So why have mass street protests in Ukraine, Georgia, Kyrgyzstan, Armenia resulted in a change of government, while comparatively massive and determined protest movements in other post-Soviet states left ruling powers intact?
The following is necessarily a condensed version of protests, uprisings and “revolutions” in the post-Soviet space since 1991, but it goes something like that:
- these revolutions have succeeded only where political power is fragmented or distributed, where there are well-established, competing political camps of significant power
- security and law enforcement services aren’t defeated or scattered in these revolutions, they just choose to switch their allegiances, to one of those alternative well-established political camps of point 1.
Ordinary Russians aren’t rising up in large numbers, because none of the usual conditions that trigger such events are present. (No, waging a war of aggression isn’t one of those conditions.)
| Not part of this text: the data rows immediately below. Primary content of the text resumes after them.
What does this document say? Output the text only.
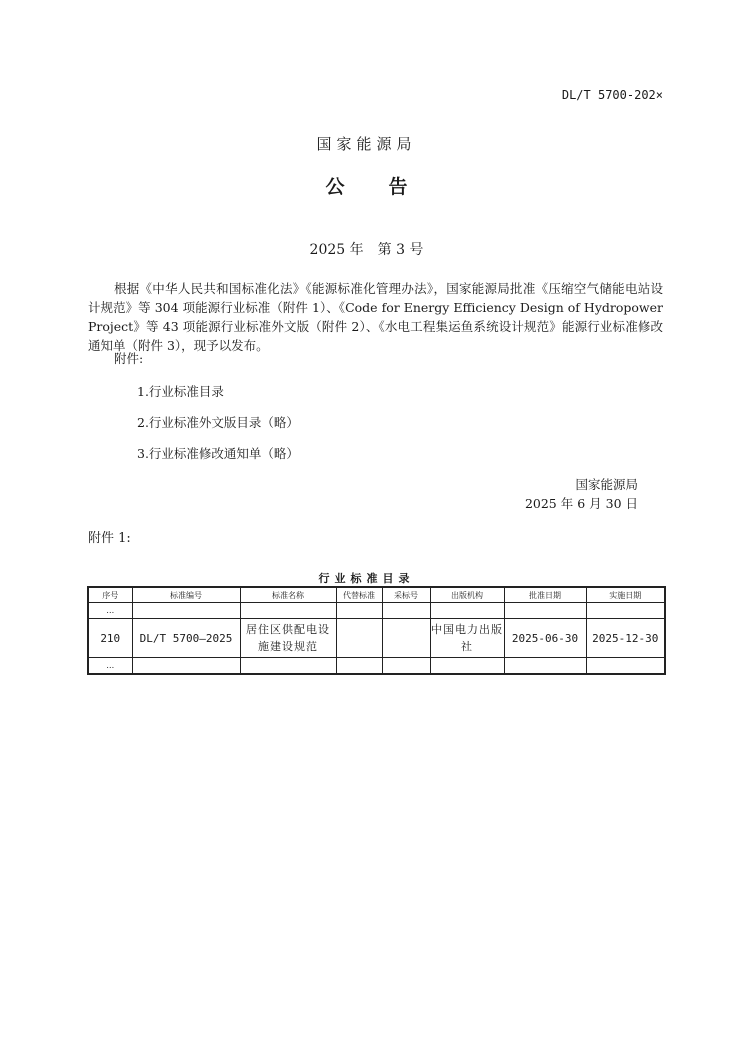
DL/T 5700-202×
国家能源局
公 告
2025 年　第 3 号
根据《中华人民共和国标准化法》《能源标准化管理办法》，国家能源局批准《压缩空气储能电站设计规范》等 304 项能源行业标准（附件 1）、《Code for Energy Efficiency Design of Hydropower Project》等 43 项能源行业标准外文版（附件 2）、《水电工程集运鱼系统设计规范》能源行业标准修改通知单（附件 3），现予以发布。
附件:
1.行业标准目录
2.行业标准外文版目录（略）
3.行业标准修改通知单（略）
国家能源局
2025 年 6 月 30 日
附件 1:
行业标准目录
序号	标准编号	标准名称	代替标准	采标号	出版机构	批准日期	实施日期
…							
210	DL/T 5700—2025	居住区供配电设施建设规范			中国电力出版社	2025-06-30	2025-12-30
…							
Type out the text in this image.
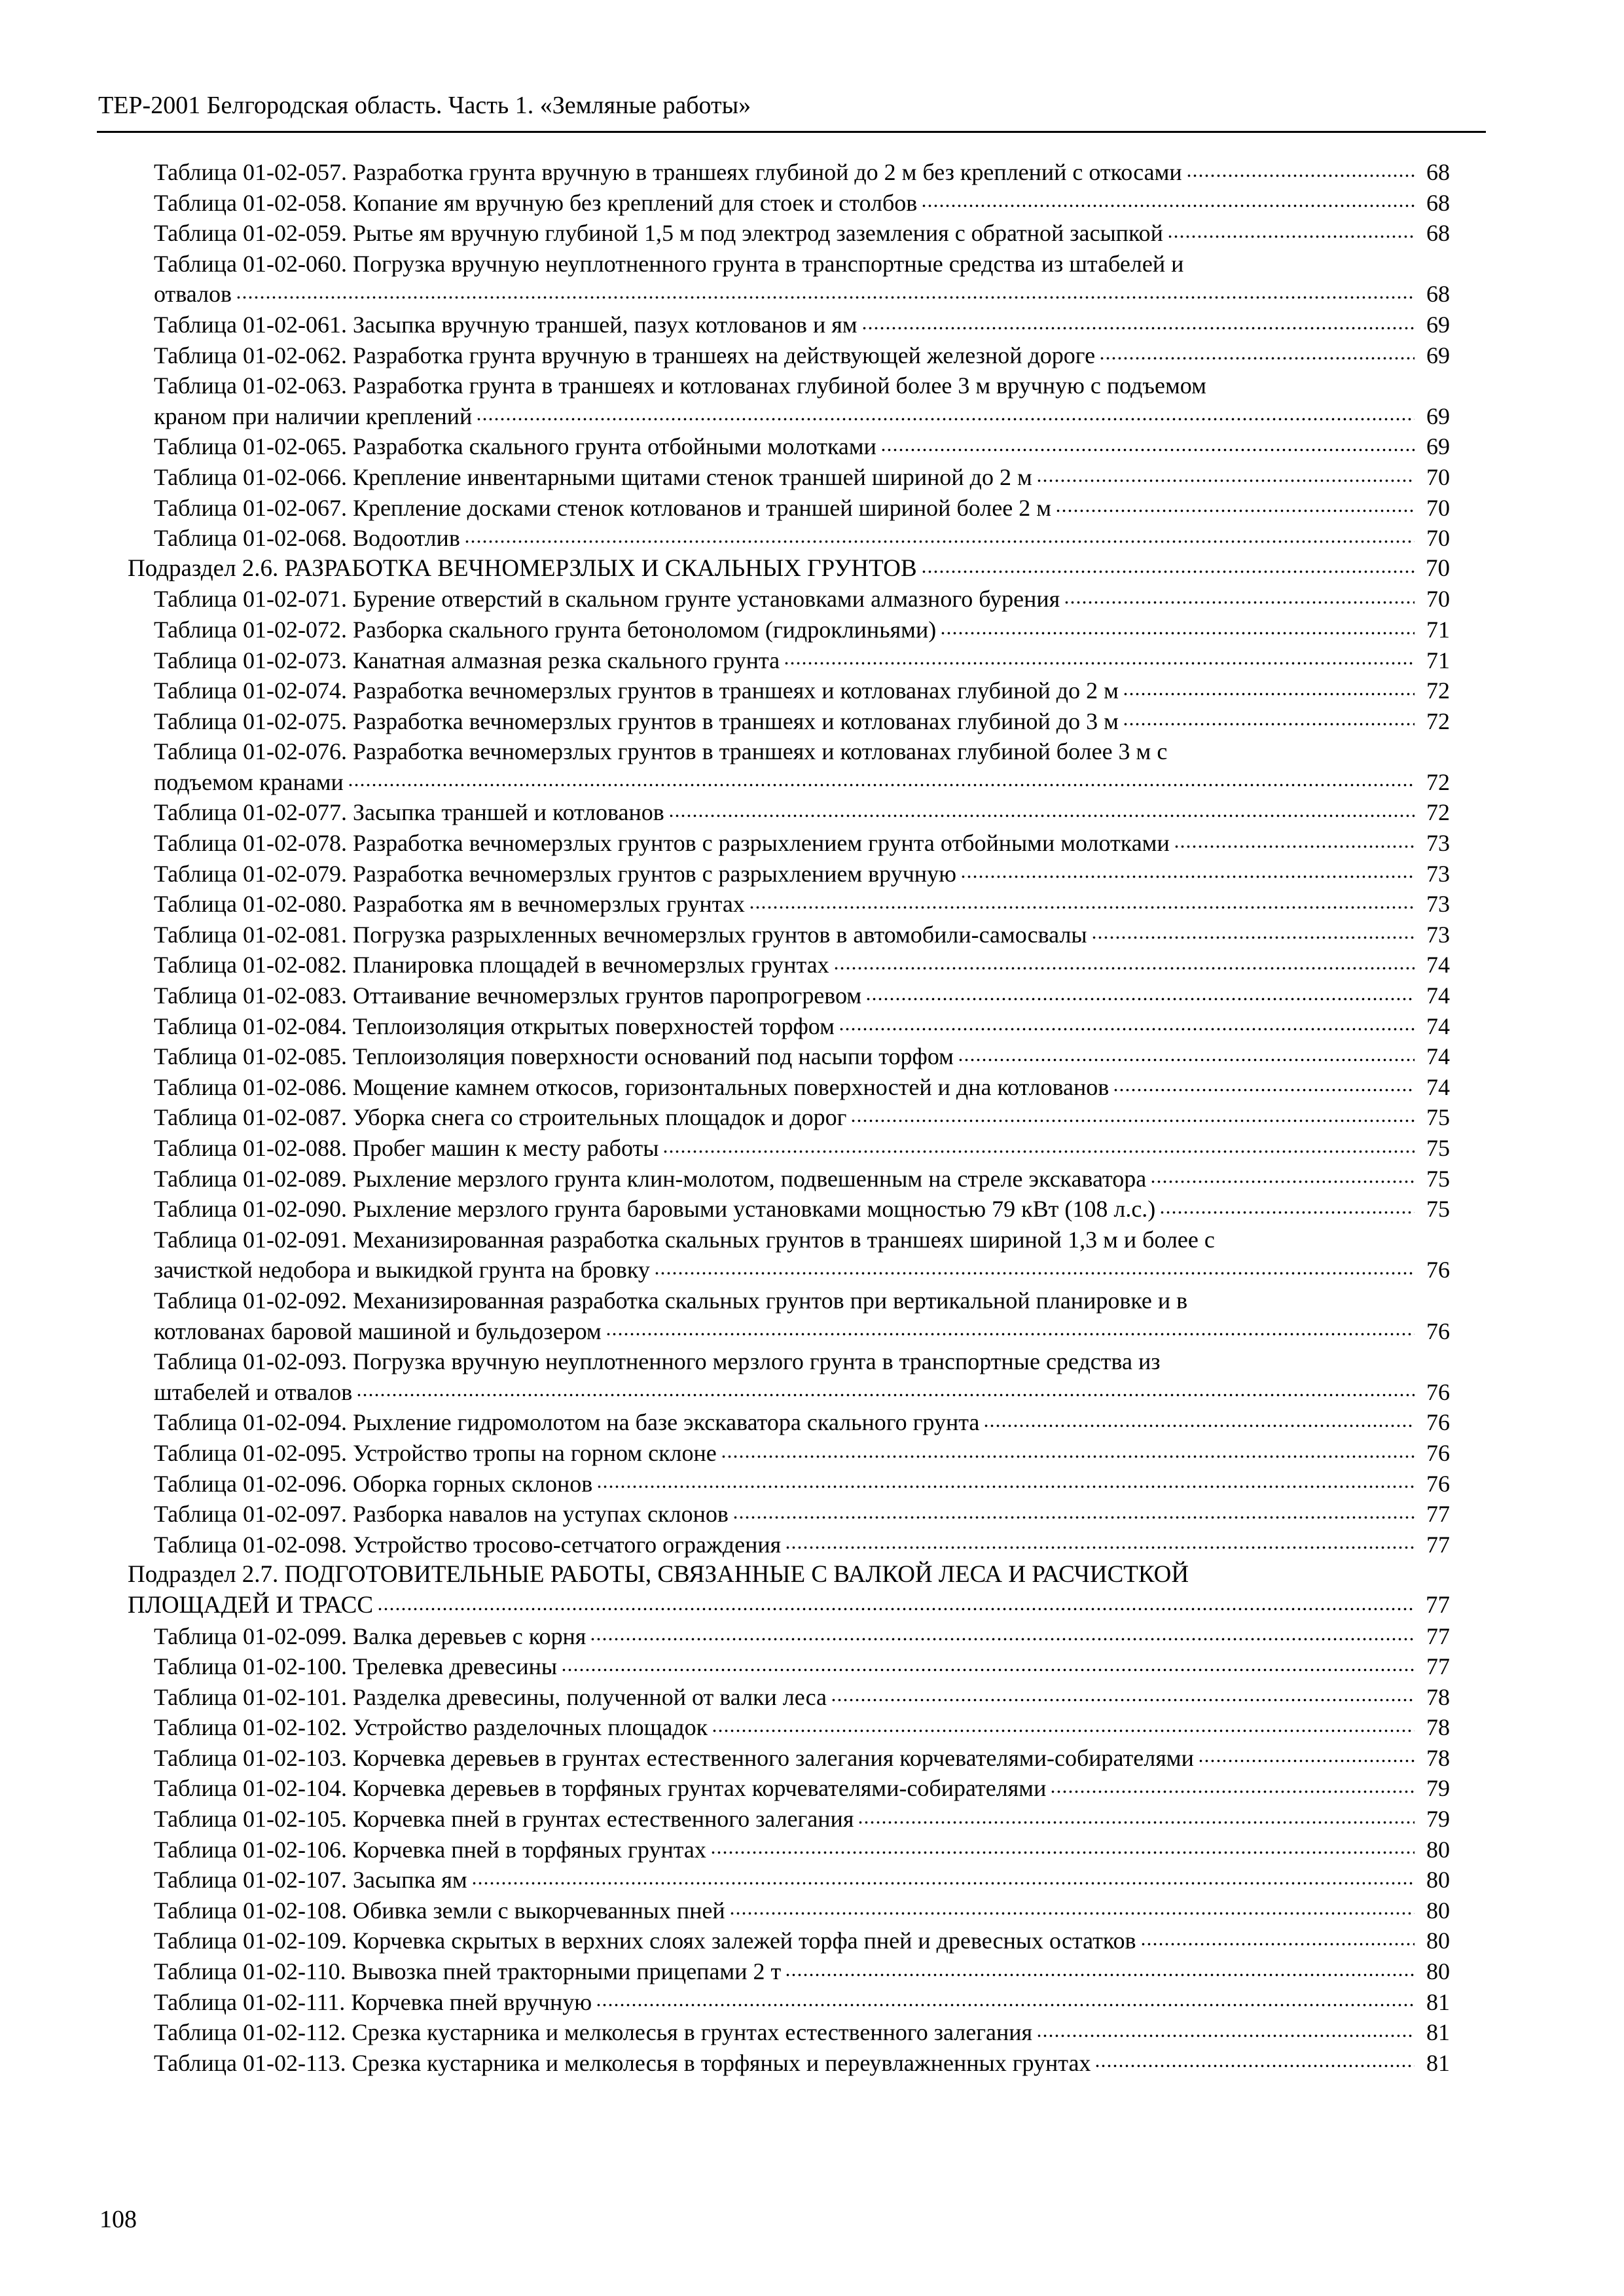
ТЕР-2001 Белгородская область. Часть 1. «Земляные работы»
Таблица 01-02-057. Разработка грунта вручную в траншеях глубиной до 2 м без креплений с откосами	68
Таблица 01-02-058. Копание ям вручную без креплений для стоек и столбов	68
Таблица 01-02-059. Рытье ям вручную глубиной 1,5 м под электрод заземления с обратной засыпкой	68
Таблица 01-02-060. Погрузка вручную неуплотненного грунта в транспортные средства из штабелей и
отвалов	68
Таблица 01-02-061. Засыпка вручную траншей, пазух котлованов и ям	69
Таблица 01-02-062. Разработка грунта вручную в траншеях на действующей железной дороге	69
Таблица 01-02-063. Разработка грунта в траншеях и котлованах глубиной более 3 м вручную с подъемом
краном при наличии креплений	69
Таблица 01-02-065. Разработка скального грунта отбойными молотками	69
Таблица 01-02-066. Крепление инвентарными щитами стенок траншей шириной до 2 м	70
Таблица 01-02-067. Крепление досками стенок котлованов и траншей шириной более 2 м	70
Таблица 01-02-068. Водоотлив	70
Подраздел 2.6. РАЗРАБОТКА ВЕЧНОМЕРЗЛЫХ И СКАЛЬНЫХ ГРУНТОВ	70
Таблица 01-02-071. Бурение отверстий в скальном грунте установками алмазного бурения	70
Таблица 01-02-072. Разборка скального грунта бетоноломом (гидроклиньями)	71
Таблица 01-02-073. Канатная алмазная резка скального грунта	71
Таблица 01-02-074. Разработка вечномерзлых грунтов в траншеях и котлованах глубиной до 2 м	72
Таблица 01-02-075. Разработка вечномерзлых грунтов в траншеях и котлованах глубиной до 3 м	72
Таблица 01-02-076. Разработка вечномерзлых грунтов в траншеях и котлованах глубиной более 3 м с
подъемом кранами	72
Таблица 01-02-077. Засыпка траншей и котлованов	72
Таблица 01-02-078. Разработка вечномерзлых грунтов с разрыхлением грунта отбойными молотками	73
Таблица 01-02-079. Разработка вечномерзлых грунтов с разрыхлением вручную	73
Таблица 01-02-080. Разработка ям в вечномерзлых грунтах	73
Таблица 01-02-081. Погрузка разрыхленных вечномерзлых грунтов в автомобили-самосвалы	73
Таблица 01-02-082. Планировка площадей в вечномерзлых грунтах	74
Таблица 01-02-083. Оттаивание вечномерзлых грунтов паропрогревом	74
Таблица 01-02-084. Теплоизоляция открытых поверхностей торфом	74
Таблица 01-02-085. Теплоизоляция поверхности оснований под насыпи торфом	74
Таблица 01-02-086. Мощение камнем откосов, горизонтальных поверхностей и дна котлованов	74
Таблица 01-02-087. Уборка снега со строительных площадок и дорог	75
Таблица 01-02-088. Пробег машин к месту работы	75
Таблица 01-02-089. Рыхление мерзлого грунта клин-молотом, подвешенным на стреле экскаватора	75
Таблица 01-02-090. Рыхление мерзлого грунта баровыми установками мощностью 79 кВт (108 л.с.)	75
Таблица 01-02-091. Механизированная разработка скальных грунтов в траншеях шириной 1,3 м и более с
зачисткой недобора и выкидкой грунта на бровку	76
Таблица 01-02-092. Механизированная разработка скальных грунтов при вертикальной планировке и в
котлованах баровой машиной и бульдозером	76
Таблица 01-02-093. Погрузка вручную неуплотненного мерзлого грунта в транспортные средства из
штабелей и отвалов	76
Таблица 01-02-094. Рыхление гидромолотом на базе экскаватора скального грунта	76
Таблица 01-02-095. Устройство тропы на горном склоне	76
Таблица 01-02-096. Оборка горных склонов	76
Таблица 01-02-097. Разборка навалов на уступах склонов	77
Таблица 01-02-098. Устройство тросово-сетчатого ограждения	77
Подраздел 2.7. ПОДГОТОВИТЕЛЬНЫЕ РАБОТЫ, СВЯЗАННЫЕ С ВАЛКОЙ ЛЕСА И РАСЧИСТКОЙ
ПЛОЩАДЕЙ И ТРАСС	77
Таблица 01-02-099. Валка деревьев с корня	77
Таблица 01-02-100. Трелевка древесины	77
Таблица 01-02-101. Разделка древесины, полученной от валки леса	78
Таблица 01-02-102. Устройство разделочных площадок	78
Таблица 01-02-103. Корчевка деревьев в грунтах естественного залегания корчевателями-собирателями	78
Таблица 01-02-104. Корчевка деревьев в торфяных грунтах корчевателями-собирателями	79
Таблица 01-02-105. Корчевка пней в грунтах естественного залегания	79
Таблица 01-02-106. Корчевка пней в торфяных грунтах	80
Таблица 01-02-107. Засыпка ям	80
Таблица 01-02-108. Обивка земли с выкорчеванных пней	80
Таблица 01-02-109. Корчевка скрытых в верхних слоях залежей торфа пней и древесных остатков	80
Таблица 01-02-110. Вывозка пней тракторными прицепами 2 т	80
Таблица 01-02-111. Корчевка пней вручную	81
Таблица 01-02-112. Срезка кустарника и мелколесья в грунтах естественного залегания	81
Таблица 01-02-113. Срезка кустарника и мелколесья в торфяных и переувлажненных грунтах	81
108
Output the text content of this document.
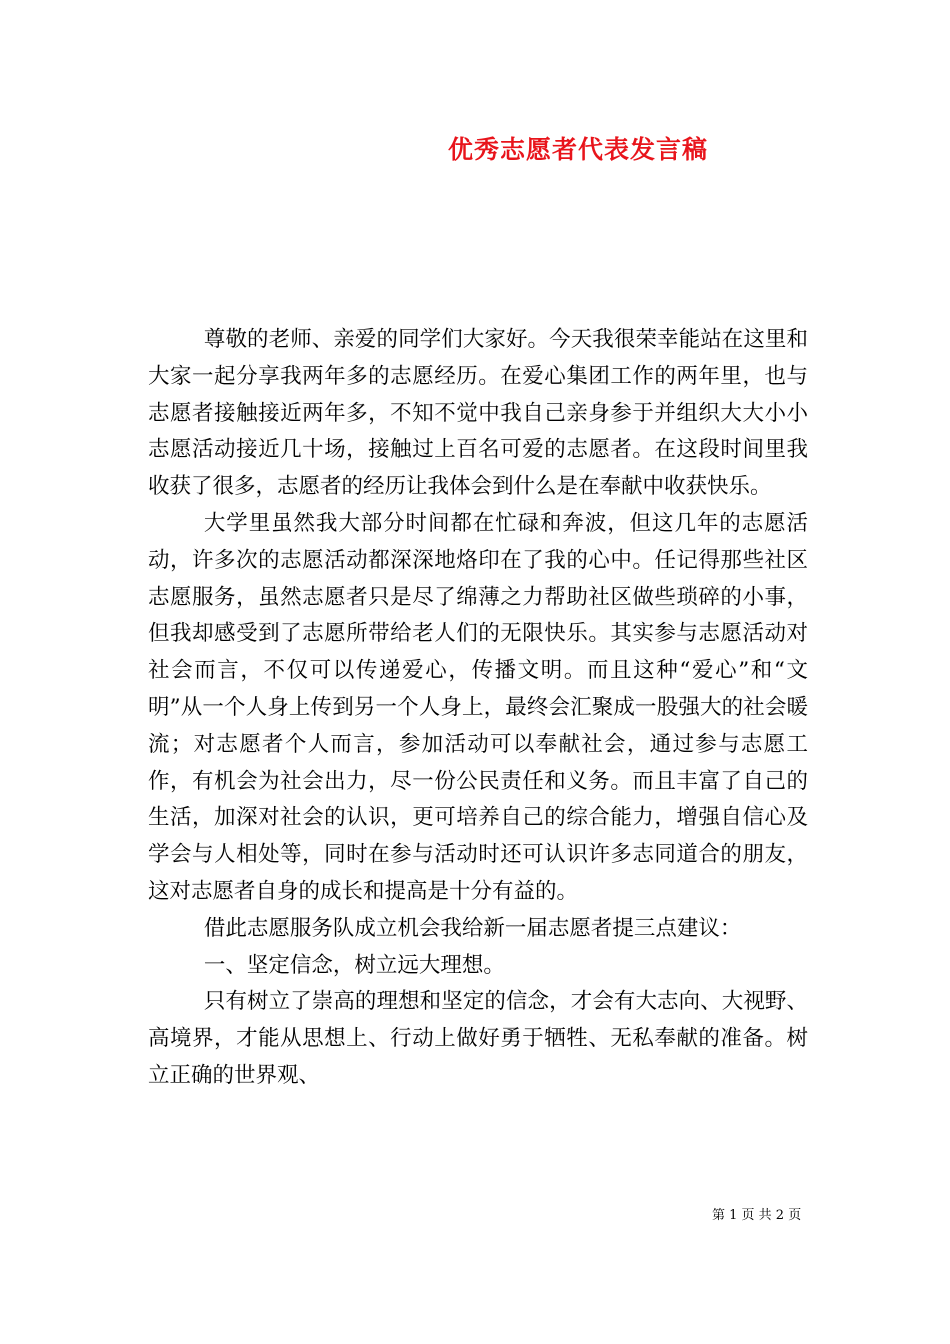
优秀志愿者代表发言稿

尊敬的老师、亲爱的同学们大家好。今天我很荣幸能站在这里和大家一起分享我两年多的志愿经历。在爱心集团工作的两年里，也与志愿者接触接近两年多，不知不觉中我自己亲身参于并组织大大小小志愿活动接近几十场，接触过上百名可爱的志愿者。在这段时间里我收获了很多，志愿者的经历让我体会到什么是在奉献中收获快乐。

大学里虽然我大部分时间都在忙碌和奔波，但这几年的志愿活动，许多次的志愿活动都深深地烙印在了我的心中。任记得那些社区志愿服务，虽然志愿者只是尽了绵薄之力帮助社区做些琐碎的小事，但我却感受到了志愿所带给老人们的无限快乐。其实参与志愿活动对社会而言，不仅可以传递爱心，传播文明。而且这种“爱心”和“文明”从一个人身上传到另一个人身上，最终会汇聚成一股强大的社会暖流；对志愿者个人而言，参加活动可以奉献社会，通过参与志愿工作，有机会为社会出力，尽一份公民责任和义务。而且丰富了自己的生活，加深对社会的认识，更可培养自己的综合能力，增强自信心及学会与人相处等，同时在参与活动时还可认识许多志同道合的朋友，这对志愿者自身的成长和提高是十分有益的。

借此志愿服务队成立机会我给新一届志愿者提三点建议：

一、坚定信念，树立远大理想。

只有树立了崇高的理想和坚定的信念，才会有大志向、大视野、高境界，才能从思想上、行动上做好勇于牺牲、无私奉献的准备。树立正确的世界观、

第 1 页 共 2 页
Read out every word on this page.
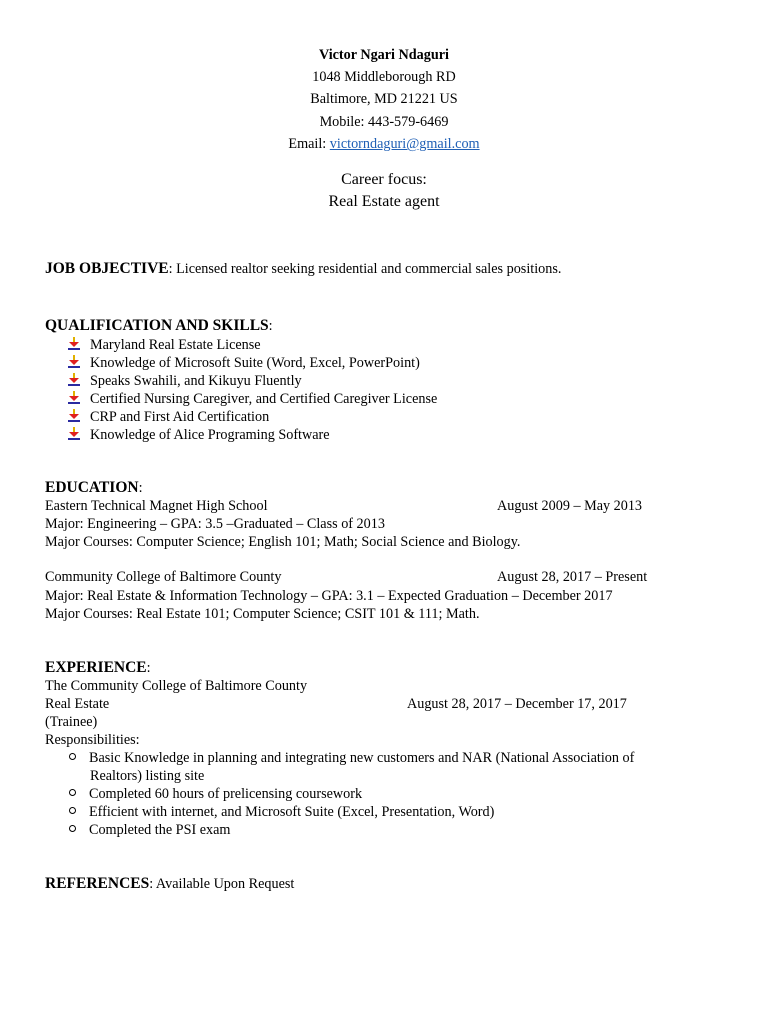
Victor Ngari Ndaguri
1048 Middleborough RD
Baltimore, MD 21221 US
Mobile: 443-579-6469
Email: victorndaguri@gmail.com
Career focus:
Real Estate agent
JOB OBJECTIVE: Licensed realtor seeking residential and commercial sales positions.
QUALIFICATION AND SKILLS:
Maryland Real Estate License
Knowledge of Microsoft Suite (Word, Excel, PowerPoint)
Speaks Swahili, and Kikuyu Fluently
Certified Nursing Caregiver, and Certified Caregiver License
CRP and First Aid Certification
Knowledge of Alice Programing Software
EDUCATION:
Eastern Technical Magnet High School	August 2009 – May 2013
Major: Engineering – GPA: 3.5 –Graduated – Class of 2013
Major Courses: Computer Science; English 101; Math; Social Science and Biology.
Community College of Baltimore County	August 28, 2017 – Present
Major: Real Estate & Information Technology – GPA: 3.1 – Expected Graduation – December 2017
Major Courses: Real Estate 101; Computer Science; CSIT 101 & 111; Math.
EXPERIENCE:
The Community College of Baltimore County
Real Estate	August 28, 2017 – December 17, 2017
(Trainee)
Responsibilities:
Basic Knowledge in planning and integrating new customers and NAR (National Association of
Realtors) listing site
Completed 60 hours of prelicensing coursework
Efficient with internet, and Microsoft Suite (Excel, Presentation, Word)
Completed the PSI exam
REFERENCES: Available Upon Request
The hyper-mobilized underground of routine protesters and the anti-war movement have been lying low in recent months, because they know there is no theory of change that ends with Putin no longer in charge. They are choosing self-preservation, although from what I can see, it’s not so much a choice as being forced onto them.
Almut Rochowanski
Thoughtful criticism of some popular talking points about Russia, questions endlessly repeated on Twitter about why Russians aren’t out in the streets protesting the war and overthrowing their government, inevitably arriving at the conclusion that they’re lazy, apathetic, cowardly, disorganized and incompetent
. The actual reason, as laid out here and elsewhere, is how Putin systematically dismantled or coopted competing political camps to remove any viable alternative to his regime. Similar conditions explain the failure of protests against Lukashenko in Belarus in the summer of 2020. And while recurring mass movements in Kyrgyzstan and Ukraine have successfully toppled governments, they didn’t achieve core goals of greater social and economic justice.